More than eight decades after it was installed, a memorial to the three 19th-century sibling novelists in London’s Westminster Abbey was amended Thursday to restore the diaereses – the two dots over the e in their surname.

The dots — which indicate that the name is pronounced “brontay” rather than “bront” — were omitted when the stone tablet commemorating Charlotte, Emily and Anne was erected in the abbey’s Poets’ Corner in October 1939, just after the outbreak of World War II.

They were restored after Brontë historian Sharon Wright, editor of the Brontë Society Gazette, raised the issue with Dean of Westminster David Hoyle. The abbey asked its stonemason to tap in the dots and its conservator to paint them.

“There’s no paper record for anyone complaining about this or mentioning this, so I just wanted to put it right, really,” Wright said. “These three Yorkshire women deserve their place here, but they also deserve to have their name spelled correctly.”

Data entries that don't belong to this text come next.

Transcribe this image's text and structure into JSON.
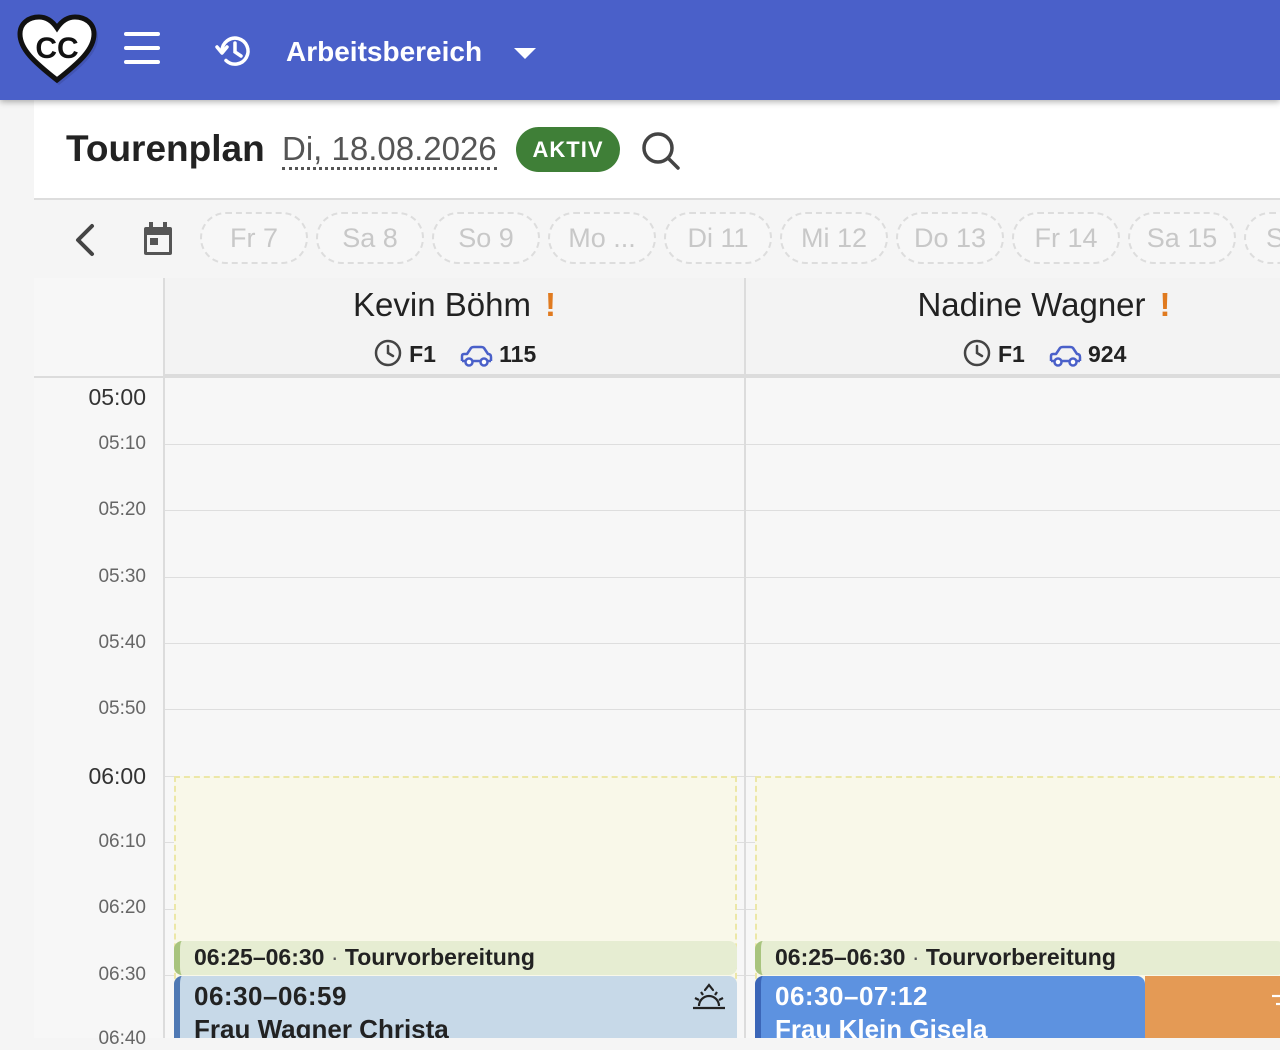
{
  "appbar": {
    "logo_text": "CC",
    "workspace": "Arbeitsbereich"
  },
  "page": {
    "title": "Tourenplan",
    "date": "Di, 18.08.2026",
    "status": "AKTIV"
  },
  "days": [
    "Fr 7",
    "Sa 8",
    "So 9",
    "Mo ...",
    "Di 11",
    "Mi 12",
    "Do 13",
    "Fr 14",
    "Sa 15",
    "S"
  ],
  "employees": [
    {
      "name": "Kevin Böhm",
      "warning": "!",
      "shift": "F1",
      "vehicle": "115",
      "prep": {
        "time": "06:25–06:30",
        "label": "Tourvorbereitung"
      },
      "visit": {
        "time": "06:30–06:59",
        "name": "Frau Wagner Christa"
      }
    },
    {
      "name": "Nadine Wagner",
      "warning": "!",
      "shift": "F1",
      "vehicle": "924",
      "prep": {
        "time": "06:25–06:30",
        "label": "Tourvorbereitung"
      },
      "visit": {
        "time": "06:30–07:12",
        "name": "Frau Klein Gisela"
      }
    }
  ],
  "times": [
    "05:00",
    "05:10",
    "05:20",
    "05:30",
    "05:40",
    "05:50",
    "06:00",
    "06:10",
    "06:20",
    "06:30",
    "06:40"
  ],
  "colors": {
    "appbar": "#4a60c9",
    "status_active": "#3f7f37",
    "warning": "#e07a1f",
    "vehicle_icon": "#4a60c9"
  },
  "icons": [
    "cc-heart-logo-icon",
    "menu-icon",
    "history-icon",
    "chevron-down-icon",
    "search-icon",
    "chevron-left-icon",
    "calendar-icon",
    "clock-icon",
    "car-icon",
    "sunrise-icon"
  ]
}
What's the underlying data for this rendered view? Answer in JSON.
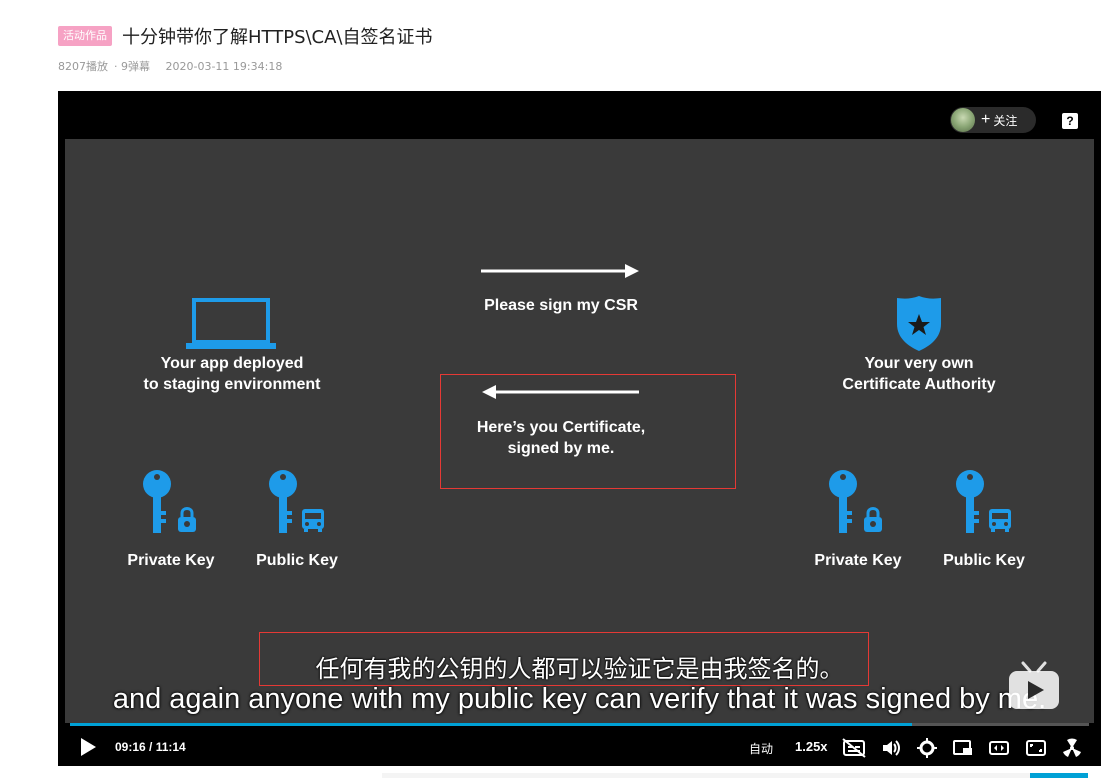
{
  "video": {
    "badge": "活动作品",
    "title": "十分钟带你了解HTTPS\\CA\\自签名证书",
    "plays": "8207播放",
    "danmaku": "· 9弹幕",
    "date": "2020-03-11 19:34:18"
  },
  "player_top": {
    "follow_plus": "+",
    "follow_label": "关注",
    "help": "?"
  },
  "slide": {
    "app_text": "Your app deployed\nto staging environment",
    "csr_text": "Please sign my CSR",
    "cert_text": "Here’s you Certificate,\nsigned by me.",
    "ca_text": "Your very own\nCertificate Authority",
    "left_private": "Private Key",
    "left_public": "Public Key",
    "right_private": "Private Key",
    "right_public": "Public Key"
  },
  "subtitles": {
    "chinese": "任何有我的公钥的人都可以验证它是由我签名的。",
    "english": "and again anyone with my public key can verify that it was signed by me."
  },
  "controls": {
    "time": "09:16 / 11:14",
    "progress": 0.826,
    "quality": "自动",
    "speed": "1.25x"
  },
  "colors": {
    "accent": "#00a1d6",
    "icon_blue": "#1e9be9",
    "badge_pink": "#f6a2c4",
    "highlight_red": "#e53935"
  }
}
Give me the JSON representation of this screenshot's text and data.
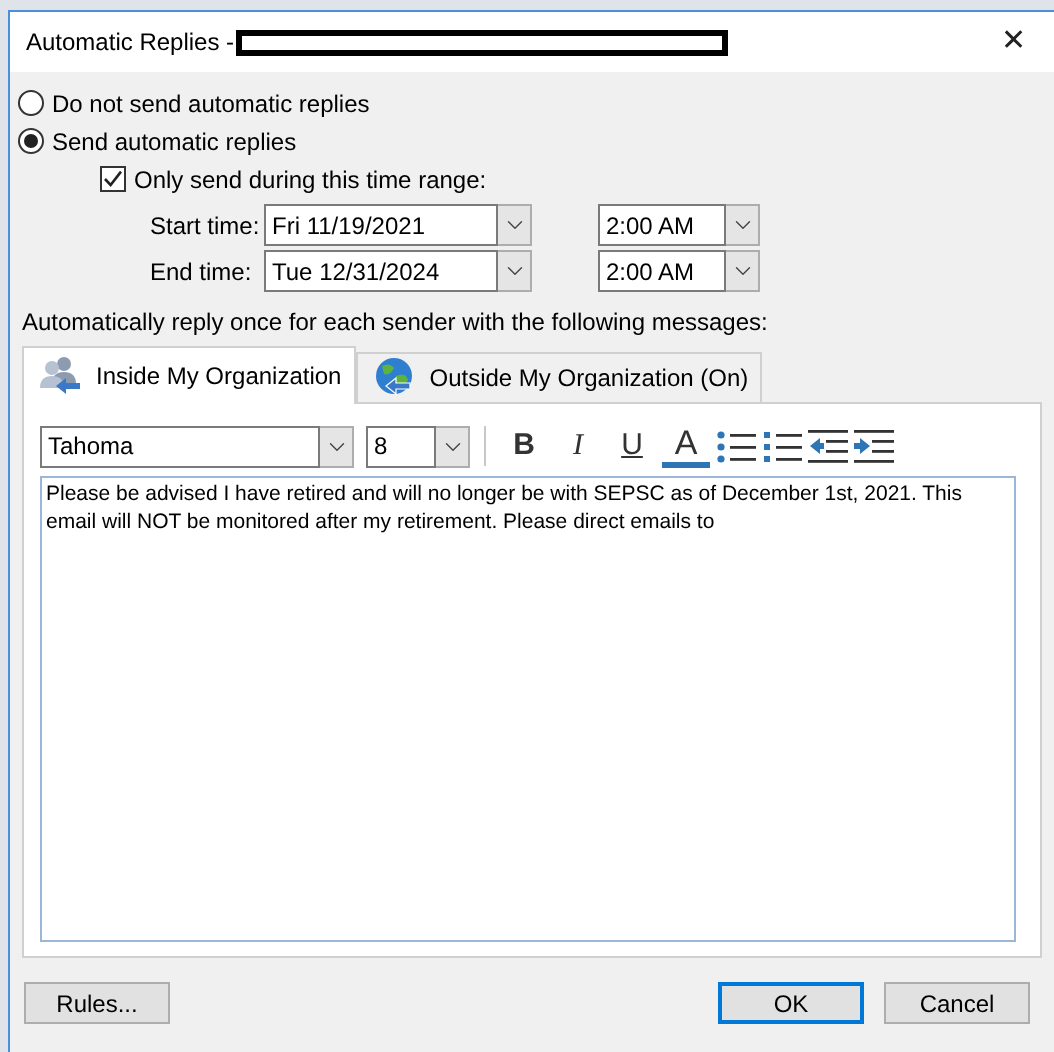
{
  "window": {
    "title": "Automatic Replies -",
    "close": "✕"
  },
  "reply_modes": [
    {
      "label": "Do not send automatic replies",
      "selected": false
    },
    {
      "label": "Send automatic replies",
      "selected": true
    }
  ],
  "time_range": {
    "label": "Only send during this time range:",
    "checked": true
  },
  "times": [
    {
      "label": "Start time:",
      "date": "Fri 11/19/2021",
      "time": "2:00 AM"
    },
    {
      "label": "End time:",
      "date": "Tue 12/31/2024",
      "time": "2:00 AM"
    }
  ],
  "message_label": "Automatically reply once for each sender with the following messages:",
  "tabs": [
    {
      "kind": "people",
      "label": "Inside My Organization",
      "selected": true
    },
    {
      "kind": "globe",
      "label": "Outside My Organization (On)",
      "selected": false
    }
  ],
  "format_toolbar": {
    "font": "Tahoma",
    "size": "8",
    "buttons": [
      {
        "kind": "bold",
        "label": "B"
      },
      {
        "kind": "italic",
        "label": "I"
      },
      {
        "kind": "underline",
        "label": "U"
      },
      {
        "kind": "font-color",
        "label": "A"
      },
      {
        "kind": "bullets"
      },
      {
        "kind": "numbering"
      },
      {
        "kind": "outdent"
      },
      {
        "kind": "indent"
      }
    ]
  },
  "message": "Please be advised I have retired and will no longer be with SEPSC as of December 1st, 2021. This email will NOT be monitored after my retirement. Please direct emails to",
  "buttons": [
    {
      "label": "Rules...",
      "default": false
    },
    {
      "label": "OK",
      "default": true
    },
    {
      "label": "Cancel",
      "default": false
    }
  ]
}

It’s believed the writers’ Irish father Patrick changed the spelling of his surname from Brunty or Prunty when he went to university in England.

Raised on the wild Yorkshire moors, all three sisters died before they were 40, leaving enduring novels including Charlotte’s “Jane Eyre,” Emily’s “Wuthering Heights” and Anne’s “The Tenant of Wildfell Hall.”

Rebecca Yorke, director of the Brontë Society, welcomed the restoration.

“As the Brontës and their work are loved and respected all over the world, it’s entirely appropriate that their name is spelled correctly on their memorial,” she said.